Discussion in 'Journalism topics only' started by KP, Jun 8, 2009.

  1. mustangj17

    mustangj17 Active Member

    A 23 percent pay cut would do me in. I would probably lose it and quit on the spot.
     
  2. buckweaver

    buckweaver Active Member

    I find that very, very hard to believe.

    And yeah, I live in Cali, too. Not everybody, even at major papers out here, is making $80,000, and it's just as expensive. Certainly some managers are. Some columnists and high-profile writers, too (the ones who haven't been laid off, anyway.) Not most production folk, not most reporters.
     
  3. FileNotFound

    FileNotFound Well-Known Member

    Agree with Buck here. I'm fairly familiar with the pay scales at large newspapers. Your average reporter/desk person is probably still shy of $60K; only upper management and elite writers/columnists are clearing six figures (and even at that, probably not by much).
     
  4. Armchair_QB

    Armchair_QB Well-Known Member

    Me too.

    Maybe if you took the combined salaries of two or three employees you might get into six figures.
     
  5. I Digress

    I Digress Guest

    This is a landmark case. If the NLRB rules against the Guild, or if they lose in court.. then every union paper in the country is free to void their contracts and arbitrarily reduce pay any amount they want.
     
  6. Armchair_QB

    Armchair_QB Well-Known Member

    Wouldn't that also be true for any union anywhere if the Guild loses? It wouldn't just impact newspaper unions.
     
  7. OnTheRiver

    OnTheRiver Active Member

    I don't belong to a union, and never have, so I don't know how they do these votes.

    But if it's a paper ballot, I hope someone also wrote "And tell 'em to go fuck themselves" below the checkmark.
     
  8. Joe Williams

    Joe Williams Well-Known Member

    This is a case for Michael Gee.

    But my hunch is, the Globe folks are indeed at $80K and above, on average. The reporters and copy editors, anyway, don't know about the backroom folks.
     
  9. Armchair_QB

    Armchair_QB Well-Known Member

    80K ain't much in Boston if you're trying to feed a family.
     
  10. da man

    da man Well-Known Member

    Having worked at more than one major metro paper, I'd say your estimate is way high.

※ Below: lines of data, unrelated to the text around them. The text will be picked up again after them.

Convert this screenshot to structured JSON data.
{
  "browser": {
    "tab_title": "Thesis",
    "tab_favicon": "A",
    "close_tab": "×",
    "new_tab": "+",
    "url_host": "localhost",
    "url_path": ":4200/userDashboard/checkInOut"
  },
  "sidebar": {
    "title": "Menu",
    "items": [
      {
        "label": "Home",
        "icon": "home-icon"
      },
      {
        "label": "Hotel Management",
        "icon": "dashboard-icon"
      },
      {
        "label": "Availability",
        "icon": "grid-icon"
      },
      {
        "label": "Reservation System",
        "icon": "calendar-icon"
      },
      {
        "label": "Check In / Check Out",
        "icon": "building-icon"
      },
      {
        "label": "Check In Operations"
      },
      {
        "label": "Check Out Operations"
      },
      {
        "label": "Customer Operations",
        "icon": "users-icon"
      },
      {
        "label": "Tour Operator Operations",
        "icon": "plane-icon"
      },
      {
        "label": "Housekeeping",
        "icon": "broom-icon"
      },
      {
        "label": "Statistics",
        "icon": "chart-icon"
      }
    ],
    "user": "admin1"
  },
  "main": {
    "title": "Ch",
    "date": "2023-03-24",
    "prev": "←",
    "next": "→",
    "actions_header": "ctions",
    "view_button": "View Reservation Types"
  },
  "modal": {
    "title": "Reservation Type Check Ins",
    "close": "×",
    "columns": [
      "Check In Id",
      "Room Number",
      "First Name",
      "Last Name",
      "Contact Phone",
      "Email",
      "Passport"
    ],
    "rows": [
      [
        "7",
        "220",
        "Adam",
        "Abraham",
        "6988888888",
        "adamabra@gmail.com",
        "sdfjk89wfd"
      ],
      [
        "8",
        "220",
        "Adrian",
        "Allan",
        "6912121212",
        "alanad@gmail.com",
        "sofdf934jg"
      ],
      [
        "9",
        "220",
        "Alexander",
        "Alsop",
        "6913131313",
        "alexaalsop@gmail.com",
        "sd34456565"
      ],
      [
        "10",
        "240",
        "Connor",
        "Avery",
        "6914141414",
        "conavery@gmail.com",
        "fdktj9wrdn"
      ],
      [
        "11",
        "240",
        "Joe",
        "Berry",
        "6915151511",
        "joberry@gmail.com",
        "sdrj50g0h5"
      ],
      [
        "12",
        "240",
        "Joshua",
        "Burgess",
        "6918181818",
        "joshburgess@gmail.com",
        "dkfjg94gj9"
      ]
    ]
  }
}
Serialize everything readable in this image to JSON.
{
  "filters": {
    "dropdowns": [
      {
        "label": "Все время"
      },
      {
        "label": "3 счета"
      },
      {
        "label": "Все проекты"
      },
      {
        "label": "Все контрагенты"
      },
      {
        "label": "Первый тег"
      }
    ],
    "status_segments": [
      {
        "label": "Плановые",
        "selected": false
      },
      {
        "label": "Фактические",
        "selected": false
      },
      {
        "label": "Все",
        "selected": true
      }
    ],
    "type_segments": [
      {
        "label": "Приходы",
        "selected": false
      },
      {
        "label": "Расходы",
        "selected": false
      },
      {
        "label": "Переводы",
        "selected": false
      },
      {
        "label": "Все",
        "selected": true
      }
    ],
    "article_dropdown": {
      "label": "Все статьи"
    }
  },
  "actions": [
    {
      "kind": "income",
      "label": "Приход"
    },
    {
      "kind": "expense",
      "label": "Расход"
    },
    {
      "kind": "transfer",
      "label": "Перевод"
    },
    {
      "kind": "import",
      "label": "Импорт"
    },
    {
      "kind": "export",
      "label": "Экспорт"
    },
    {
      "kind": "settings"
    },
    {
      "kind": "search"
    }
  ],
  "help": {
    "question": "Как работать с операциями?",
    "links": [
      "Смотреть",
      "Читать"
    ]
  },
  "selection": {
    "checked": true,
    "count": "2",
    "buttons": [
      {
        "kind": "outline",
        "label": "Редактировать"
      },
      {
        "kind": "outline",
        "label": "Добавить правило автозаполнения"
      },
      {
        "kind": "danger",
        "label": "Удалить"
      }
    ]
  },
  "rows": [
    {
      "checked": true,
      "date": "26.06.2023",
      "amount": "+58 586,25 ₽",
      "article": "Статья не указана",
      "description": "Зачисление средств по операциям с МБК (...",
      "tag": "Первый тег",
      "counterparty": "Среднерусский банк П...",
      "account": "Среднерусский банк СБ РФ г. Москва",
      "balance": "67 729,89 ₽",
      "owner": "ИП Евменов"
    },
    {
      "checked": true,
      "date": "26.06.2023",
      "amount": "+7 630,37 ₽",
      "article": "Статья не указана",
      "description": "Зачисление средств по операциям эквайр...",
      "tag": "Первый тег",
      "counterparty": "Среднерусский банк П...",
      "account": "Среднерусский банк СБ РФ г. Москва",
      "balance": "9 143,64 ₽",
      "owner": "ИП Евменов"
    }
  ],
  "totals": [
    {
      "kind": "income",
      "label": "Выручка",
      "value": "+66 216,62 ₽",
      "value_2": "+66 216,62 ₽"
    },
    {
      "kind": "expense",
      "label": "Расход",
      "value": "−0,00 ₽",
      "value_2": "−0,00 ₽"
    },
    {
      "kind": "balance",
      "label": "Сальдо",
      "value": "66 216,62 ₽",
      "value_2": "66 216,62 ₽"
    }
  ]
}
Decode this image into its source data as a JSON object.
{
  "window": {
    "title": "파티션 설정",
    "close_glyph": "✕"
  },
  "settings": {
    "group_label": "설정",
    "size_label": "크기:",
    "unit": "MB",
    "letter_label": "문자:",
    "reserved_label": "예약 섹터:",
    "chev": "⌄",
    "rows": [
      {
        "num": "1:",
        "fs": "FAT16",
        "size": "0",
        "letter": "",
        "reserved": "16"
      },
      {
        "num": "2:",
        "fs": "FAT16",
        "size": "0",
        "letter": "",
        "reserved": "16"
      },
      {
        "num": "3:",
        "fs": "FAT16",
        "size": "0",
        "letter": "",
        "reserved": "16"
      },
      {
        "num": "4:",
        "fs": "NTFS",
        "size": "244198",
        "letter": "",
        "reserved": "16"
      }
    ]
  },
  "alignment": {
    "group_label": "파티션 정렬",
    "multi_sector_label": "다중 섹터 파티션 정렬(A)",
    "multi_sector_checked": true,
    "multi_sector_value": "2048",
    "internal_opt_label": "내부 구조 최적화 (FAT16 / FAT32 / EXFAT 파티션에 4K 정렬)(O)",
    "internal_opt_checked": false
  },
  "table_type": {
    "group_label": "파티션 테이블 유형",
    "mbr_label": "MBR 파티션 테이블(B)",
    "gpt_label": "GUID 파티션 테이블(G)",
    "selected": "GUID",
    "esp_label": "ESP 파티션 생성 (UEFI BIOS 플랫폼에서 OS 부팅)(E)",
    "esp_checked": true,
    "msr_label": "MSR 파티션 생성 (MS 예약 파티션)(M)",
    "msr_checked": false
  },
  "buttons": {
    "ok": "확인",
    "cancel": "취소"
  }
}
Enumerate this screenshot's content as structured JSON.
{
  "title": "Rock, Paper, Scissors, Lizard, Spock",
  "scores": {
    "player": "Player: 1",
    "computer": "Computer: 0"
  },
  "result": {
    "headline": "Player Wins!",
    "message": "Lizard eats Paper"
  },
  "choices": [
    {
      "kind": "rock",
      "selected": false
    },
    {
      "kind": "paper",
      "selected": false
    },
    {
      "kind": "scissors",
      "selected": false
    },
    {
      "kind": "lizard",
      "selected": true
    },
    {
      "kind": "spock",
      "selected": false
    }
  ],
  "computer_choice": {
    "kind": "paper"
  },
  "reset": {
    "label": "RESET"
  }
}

    Don't know the Globe's pay scale specifically, but at the majors I've worked for, few were making $80,000. I'd be surprised if the Globe's average salary was even close to that. I guess the big numbers of the top columnists could pull the average up quite a bit, but I'd bet the vast majority is well under $80,000.
     
  11. LongTimeListener

    LongTimeListener Well-Known Member

    If someone has evidence to the contrary, I would love to hear it. But I would suggest you run your theory past copy editors at the Globe, Washington Post, New York Times, Los Angeles Times and Wall Street Journal and see what they think. Then I would suggest you ask people who five years ago were at Dallas, Chicago, Philadelphia, Miami or Fort Lauderdale and get their opinions. You will find that you are laughably misinformed. (The reason I say five years ago is because by that point, after all, most of the Globe employees were in the door and on their wage scale. There have been no pay cuts since then.)

    I link below to the contract for the Minneapolis Star Tribune, which was agreed upon in August 2008 under great duress. Its minimum -- MIN-I-MUM -- salary for a six-year newsroom veteran is $69,888.

    http://www.shoptalknet.org/contracts/ContractStarTribune.htm

    And you are telling me that despite their relative places in the pecking order, Globe staffers are by and large making $10,000 less than that. Uh, OK.
     
  12. playthrough

    playthrough Moderator Staff Member

    I feel for small-town journalists making 22k who take a pay cut.
    I feel for big-city journalists making 90k who take a pay cut.

    It's a shitty deal either way, LongTime.